Мы замечаем, что доктор Битти совершенно справедливо обошел молчанием некоторые утверждения, исходящие от лиц, называвших себя друзьями Кэмпбелла, относительно его образа жизни в последнюю часть его лет. Это несчастье, присущее почти всем людям гения, что они окружены стаей мелких литературных льстецов, которые, чтобы возвеличить себя, берут за правило сообщать каждое обстоятельство, сколь бы тривиальным оно ни было, которое попадает в поле их зрения, и которые не всегда очень щепетильны в соблюдении истины. Кэмпбелл, у которого была полная поэтическая доля тщеславия в составе, был особенно подвержен нападкам таких коварных поклонников и был недостаточно осторожен в выборе своих знакомых. Отсюда обвинения, не затрагивающие никакого вопроса чести или морали, но подразумевающие слабость в значительной степени, были открыто высказаны некоторыми, кто сами по себе не являются образцами кардинальных добродетелей. Такие утверждения не делают чести ни сердцу, ни суждению тех, кто их придумал: и мы бы даже не коснулись этой темы, если бы не для того, чтобы самым решительным образом осудить эти нарушения частной жизни и неблагоразумное и незаслуженное доверие.

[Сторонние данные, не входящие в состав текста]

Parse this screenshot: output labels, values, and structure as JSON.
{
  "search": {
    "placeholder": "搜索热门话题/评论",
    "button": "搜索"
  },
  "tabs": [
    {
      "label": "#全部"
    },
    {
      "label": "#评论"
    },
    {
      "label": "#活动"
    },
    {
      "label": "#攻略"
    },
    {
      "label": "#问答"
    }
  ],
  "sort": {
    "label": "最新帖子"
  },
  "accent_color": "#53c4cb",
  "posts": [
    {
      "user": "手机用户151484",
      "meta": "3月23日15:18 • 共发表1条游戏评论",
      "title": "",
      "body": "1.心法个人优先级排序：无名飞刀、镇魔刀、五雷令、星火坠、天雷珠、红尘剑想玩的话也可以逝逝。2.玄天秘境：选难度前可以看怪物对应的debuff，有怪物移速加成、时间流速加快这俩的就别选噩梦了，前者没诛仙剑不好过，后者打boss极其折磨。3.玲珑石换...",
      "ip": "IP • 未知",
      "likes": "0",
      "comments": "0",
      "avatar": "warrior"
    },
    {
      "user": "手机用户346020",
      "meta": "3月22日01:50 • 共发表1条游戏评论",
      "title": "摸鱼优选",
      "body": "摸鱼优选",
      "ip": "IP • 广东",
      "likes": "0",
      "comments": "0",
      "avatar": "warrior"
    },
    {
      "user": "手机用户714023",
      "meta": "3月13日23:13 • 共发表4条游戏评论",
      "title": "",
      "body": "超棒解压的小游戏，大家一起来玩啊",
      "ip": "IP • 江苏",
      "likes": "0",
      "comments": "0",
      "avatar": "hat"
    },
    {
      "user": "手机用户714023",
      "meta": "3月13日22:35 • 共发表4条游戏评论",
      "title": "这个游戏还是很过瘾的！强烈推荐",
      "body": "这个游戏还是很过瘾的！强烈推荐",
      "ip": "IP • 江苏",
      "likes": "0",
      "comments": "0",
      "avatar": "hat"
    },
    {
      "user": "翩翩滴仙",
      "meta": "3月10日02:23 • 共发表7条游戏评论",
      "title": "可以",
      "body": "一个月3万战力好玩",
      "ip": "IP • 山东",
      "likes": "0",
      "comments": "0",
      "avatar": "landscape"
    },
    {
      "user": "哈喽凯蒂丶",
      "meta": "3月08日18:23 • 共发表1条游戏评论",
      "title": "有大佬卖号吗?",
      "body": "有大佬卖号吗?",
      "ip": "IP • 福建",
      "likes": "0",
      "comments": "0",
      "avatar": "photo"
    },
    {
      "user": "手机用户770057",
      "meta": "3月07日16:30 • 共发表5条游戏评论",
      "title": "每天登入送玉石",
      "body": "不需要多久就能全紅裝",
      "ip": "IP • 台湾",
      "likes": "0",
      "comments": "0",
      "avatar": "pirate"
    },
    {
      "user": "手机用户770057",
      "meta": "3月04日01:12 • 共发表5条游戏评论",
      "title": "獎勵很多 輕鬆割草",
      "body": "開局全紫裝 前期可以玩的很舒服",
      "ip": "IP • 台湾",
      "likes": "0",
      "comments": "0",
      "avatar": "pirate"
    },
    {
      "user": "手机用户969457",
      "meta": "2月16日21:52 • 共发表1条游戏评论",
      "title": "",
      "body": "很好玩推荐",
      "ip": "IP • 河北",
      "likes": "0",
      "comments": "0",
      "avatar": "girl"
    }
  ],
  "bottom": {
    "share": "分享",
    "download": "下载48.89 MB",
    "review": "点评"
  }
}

Значительная часть переписки, напечатанной в этих томах, носит тривиальный характер и существенно мешает лаконичности биографии. Мы не хотим сказать, что было включено что-то предосудительное, но слишком много заметок и посланий на обыденные темы, которые ни иллюстрируют своеобразный склад ума Кэмпбелла, ни проливают какой-либо свет на его поэтическую историю. Но переписка с его собственной семьей весьма интересна. Нигде Кэмпбелл не предстает в более высоком и достойном уважения свете, чем в роли сына и брата. Даже в часы самых мрачных невзгод мы находим его делящимся своими небольшими и ненадежными доходами с матерью и сестрами; и они в равной степени были участниками его лучших состояний. Его нежность и внимание к жене и детям наиболее заметны; и многие из его писем о своем мальчике, когда «темная тень» проходила через его разум, чрезвычайно трогательны. Те, у кого есть вкус к современному стилю сентиментальничанья о детях и извращенным картинам младенчества, столь распространенным в нашей социальной литературе, возможно, не увидят многого, чем можно восхититься в следующем отрывке из письма Кэмпбелла, объявляющего о рождении его первенца: нам же это представляется чистой и изысканной картиной:—

«Этот маленький джентльмен все это время выглядел таким гордым своим новым положением в обществе, что задирал свои голубые глаза и безмятежное маленькое личико с полным безразличием к тому, что чувствовали или думали окружающие его люди. Наша первая встреча произошла, когда он лежал в своей маленькой колыбельке, среди белого муслина и изящного кружева, приготовленных руками Матильды задолго до прибытия незнакомца. Я поистине верю, несмотря на мою пристрастность, что более прекрасного младенца никогда не озарял свет небес. Он сладко дышал во время своего первого сна. Я не осмелился разбудить его, но рискнул дать ему один поцелуй. Он издал слабый ропот и открыл свои маленькие лазурные огоньки. С тех пор он продолжает расти в благодати и росте. Я могу брать его на руки; но все же его добродушие и красота — лишь провокаторы той привязанности, которой нельзя предаваться: он не выносит, когда его тискают, он еще не может вынести беспокойства. О! если бы я был уверен, что он доживет до тех дней, когда я смогу посадить его на колено и почувствовать сильную пухлость детства, переходящую в энергичную юность. Мой бедный мальчик! будет ли у меня экстаз учить его мыслям и знаниям, и взаимности любви ко мне? Смело заглядывать в будущее так далеко! в настоящее время его прекрасное маленькое личико — утешение для меня; его губы источают тот аромат, который является одной из самых прекрасных милостей Природы, дарованных младенцам, — сладость запаха, более восхитительную, чем все сокровища Аравии. В каких восхитительных красотах Божьей и природной щедрости мы живем, не зная того! Как мало кто когда-либо задумывался о том, что младенец прекрасен! Но мне кажется, что в самой ранней заре младенчества есть красота, которая не уступает привлекательности детства, особенно когда они спят. Их вид вызывает более нежный поток эмоций. Это похоже на трепетную тревогу, которую мы чувствуем за только что зажженную свечу, которую мы боимся погасить».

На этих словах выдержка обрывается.